Häufig gestellte Fragen

Was ist BCM einfach erklärt?
Business Continuity Management sorgt dafür, dass kritische Geschäftsprozesse bei Störungen weiterlaufen oder innerhalb einer festgelegten Zeit wieder aufgenommen werden können.
Wie findet man die richtigen BCM-Szenarien?
Beginnen Sie bei den Anforderungen interessierter Parteien. Bestimmen Sie die betroffenen Prozesse und deren Ausfalltoleranz, prüfen Sie die abhängigen Assets und ergänzen Sie allgemeine Störungen, die den Prozess oder mehrere Abhängigkeiten gleichzeitig treffen können.
Was bedeutet Ausfalltoleranz im BCM?
Die Ausfalltoleranz beschreibt, wie lange ein Prozess höchstens unterbrochen sein darf und welches Mindestniveau während einer Störung noch ausreicht. Sie ist die Grundlage für passende Wiederanlaufziele und Ersatzverfahren.
Braucht jedes ausgefallene Asset einen eigenen BCM-Plan?
Nein. Mehrere Ausfallursachen können dieselbe Wirkung auf einen Prozess haben und durch denselben Ersatzbetrieb behandelt werden. Pläne sollten sinnvoll gebündelt und auf die beeinträchtigte Fähigkeit ausgerichtet werden.

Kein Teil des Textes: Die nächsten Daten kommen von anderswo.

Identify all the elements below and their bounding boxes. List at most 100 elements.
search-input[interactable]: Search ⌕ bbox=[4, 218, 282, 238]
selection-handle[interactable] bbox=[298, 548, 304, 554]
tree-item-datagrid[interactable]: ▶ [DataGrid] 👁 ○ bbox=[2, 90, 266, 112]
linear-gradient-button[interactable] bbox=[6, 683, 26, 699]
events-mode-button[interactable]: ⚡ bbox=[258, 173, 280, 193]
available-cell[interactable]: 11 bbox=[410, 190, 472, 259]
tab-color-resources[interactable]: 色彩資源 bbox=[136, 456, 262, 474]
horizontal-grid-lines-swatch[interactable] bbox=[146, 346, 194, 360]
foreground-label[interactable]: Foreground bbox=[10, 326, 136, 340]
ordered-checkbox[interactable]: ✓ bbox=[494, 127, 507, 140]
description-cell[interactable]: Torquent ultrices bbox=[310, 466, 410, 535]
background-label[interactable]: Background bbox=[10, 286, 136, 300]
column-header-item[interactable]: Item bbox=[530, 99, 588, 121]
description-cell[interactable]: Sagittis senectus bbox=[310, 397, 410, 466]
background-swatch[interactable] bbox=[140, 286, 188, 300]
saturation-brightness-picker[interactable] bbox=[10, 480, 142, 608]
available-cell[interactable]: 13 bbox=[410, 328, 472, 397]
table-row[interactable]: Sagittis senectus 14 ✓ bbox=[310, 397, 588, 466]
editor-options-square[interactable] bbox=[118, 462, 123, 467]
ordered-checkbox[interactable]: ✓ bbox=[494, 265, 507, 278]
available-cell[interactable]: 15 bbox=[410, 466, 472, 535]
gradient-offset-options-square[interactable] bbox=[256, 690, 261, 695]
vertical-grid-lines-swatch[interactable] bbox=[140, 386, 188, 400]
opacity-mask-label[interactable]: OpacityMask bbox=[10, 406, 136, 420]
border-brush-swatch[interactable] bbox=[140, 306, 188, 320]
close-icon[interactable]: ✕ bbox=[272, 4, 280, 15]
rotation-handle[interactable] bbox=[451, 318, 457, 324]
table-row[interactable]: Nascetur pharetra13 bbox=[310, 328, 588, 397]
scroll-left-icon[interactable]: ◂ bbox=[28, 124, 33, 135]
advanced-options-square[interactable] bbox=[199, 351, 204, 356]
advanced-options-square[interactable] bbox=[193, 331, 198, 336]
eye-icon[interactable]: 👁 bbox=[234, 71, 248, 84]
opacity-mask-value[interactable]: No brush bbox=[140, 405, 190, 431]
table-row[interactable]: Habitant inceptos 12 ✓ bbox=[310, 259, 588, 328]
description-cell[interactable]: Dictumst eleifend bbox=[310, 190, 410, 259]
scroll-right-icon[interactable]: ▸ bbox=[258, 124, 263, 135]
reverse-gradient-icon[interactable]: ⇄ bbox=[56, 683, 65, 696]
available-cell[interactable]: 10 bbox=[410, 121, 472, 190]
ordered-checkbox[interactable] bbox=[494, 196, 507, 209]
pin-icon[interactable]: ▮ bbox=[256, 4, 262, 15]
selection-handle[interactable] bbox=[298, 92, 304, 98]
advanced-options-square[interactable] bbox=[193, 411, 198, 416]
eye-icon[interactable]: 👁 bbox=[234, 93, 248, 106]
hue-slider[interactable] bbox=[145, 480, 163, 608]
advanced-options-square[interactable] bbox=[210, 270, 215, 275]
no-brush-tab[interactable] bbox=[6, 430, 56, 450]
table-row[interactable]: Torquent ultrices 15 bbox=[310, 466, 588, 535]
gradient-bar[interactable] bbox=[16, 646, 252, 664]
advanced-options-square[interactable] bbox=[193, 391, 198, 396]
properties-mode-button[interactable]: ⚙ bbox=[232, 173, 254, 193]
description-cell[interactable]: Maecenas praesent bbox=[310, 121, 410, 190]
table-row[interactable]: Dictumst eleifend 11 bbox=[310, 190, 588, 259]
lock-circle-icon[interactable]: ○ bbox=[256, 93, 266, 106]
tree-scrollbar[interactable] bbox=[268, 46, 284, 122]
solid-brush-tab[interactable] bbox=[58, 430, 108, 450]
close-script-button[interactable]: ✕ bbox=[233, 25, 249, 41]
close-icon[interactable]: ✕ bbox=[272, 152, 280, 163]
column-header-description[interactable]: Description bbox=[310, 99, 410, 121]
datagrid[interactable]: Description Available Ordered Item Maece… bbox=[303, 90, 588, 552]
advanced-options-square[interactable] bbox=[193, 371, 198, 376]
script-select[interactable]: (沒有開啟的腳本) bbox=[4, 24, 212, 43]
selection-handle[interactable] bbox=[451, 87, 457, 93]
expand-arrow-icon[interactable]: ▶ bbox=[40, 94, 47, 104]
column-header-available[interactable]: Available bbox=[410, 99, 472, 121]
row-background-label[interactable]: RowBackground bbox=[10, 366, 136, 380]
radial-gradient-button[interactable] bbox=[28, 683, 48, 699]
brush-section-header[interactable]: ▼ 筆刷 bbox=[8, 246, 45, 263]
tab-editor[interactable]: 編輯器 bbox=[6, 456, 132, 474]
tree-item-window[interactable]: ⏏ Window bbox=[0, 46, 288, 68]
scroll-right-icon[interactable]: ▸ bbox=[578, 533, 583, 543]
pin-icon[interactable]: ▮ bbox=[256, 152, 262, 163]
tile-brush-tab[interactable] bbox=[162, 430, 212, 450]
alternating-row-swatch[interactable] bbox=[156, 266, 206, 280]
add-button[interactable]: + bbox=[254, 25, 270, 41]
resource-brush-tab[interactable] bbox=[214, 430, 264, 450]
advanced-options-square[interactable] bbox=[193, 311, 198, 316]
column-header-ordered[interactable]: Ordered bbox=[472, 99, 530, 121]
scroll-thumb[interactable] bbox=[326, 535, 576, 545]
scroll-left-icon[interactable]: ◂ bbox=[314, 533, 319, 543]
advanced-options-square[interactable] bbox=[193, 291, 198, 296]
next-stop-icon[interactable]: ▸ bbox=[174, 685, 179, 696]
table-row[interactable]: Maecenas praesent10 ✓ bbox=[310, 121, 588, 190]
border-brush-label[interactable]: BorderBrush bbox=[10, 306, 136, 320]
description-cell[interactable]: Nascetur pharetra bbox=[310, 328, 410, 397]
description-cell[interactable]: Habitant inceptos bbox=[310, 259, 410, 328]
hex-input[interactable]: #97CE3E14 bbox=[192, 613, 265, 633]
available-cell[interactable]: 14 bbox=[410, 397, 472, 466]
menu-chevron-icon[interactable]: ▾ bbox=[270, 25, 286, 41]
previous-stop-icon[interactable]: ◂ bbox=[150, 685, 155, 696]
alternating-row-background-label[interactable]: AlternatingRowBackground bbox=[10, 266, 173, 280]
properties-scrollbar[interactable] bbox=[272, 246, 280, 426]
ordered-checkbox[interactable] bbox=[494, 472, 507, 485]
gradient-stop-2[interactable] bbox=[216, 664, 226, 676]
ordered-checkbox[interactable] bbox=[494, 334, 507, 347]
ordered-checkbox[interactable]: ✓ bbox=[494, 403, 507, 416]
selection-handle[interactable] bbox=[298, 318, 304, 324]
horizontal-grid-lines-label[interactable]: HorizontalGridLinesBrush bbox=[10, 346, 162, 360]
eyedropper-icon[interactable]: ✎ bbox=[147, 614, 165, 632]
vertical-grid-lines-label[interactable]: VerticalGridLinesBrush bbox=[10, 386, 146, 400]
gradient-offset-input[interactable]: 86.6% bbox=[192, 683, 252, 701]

Welche Rolle spielt das Risikomanagement beim BCM?
Das Risikomanagement bewertet die gefundenen Ausfallkandidaten und priorisiert sie. So entscheidet das Unternehmen, welche Risiken akzeptiert werden können und welche durch Kontinuitätsmaßnahmen behandelt werden müssen.
Müssen Continuity-Pläne getestet werden?
Ja. Erst eine Übung zeigt, ob Zuständigkeiten, Kontaktdaten, technische Zugänge und Ersatzverfahren tatsächlich funktionieren und die festgelegte Ausfalltoleranz eingehalten werden kann.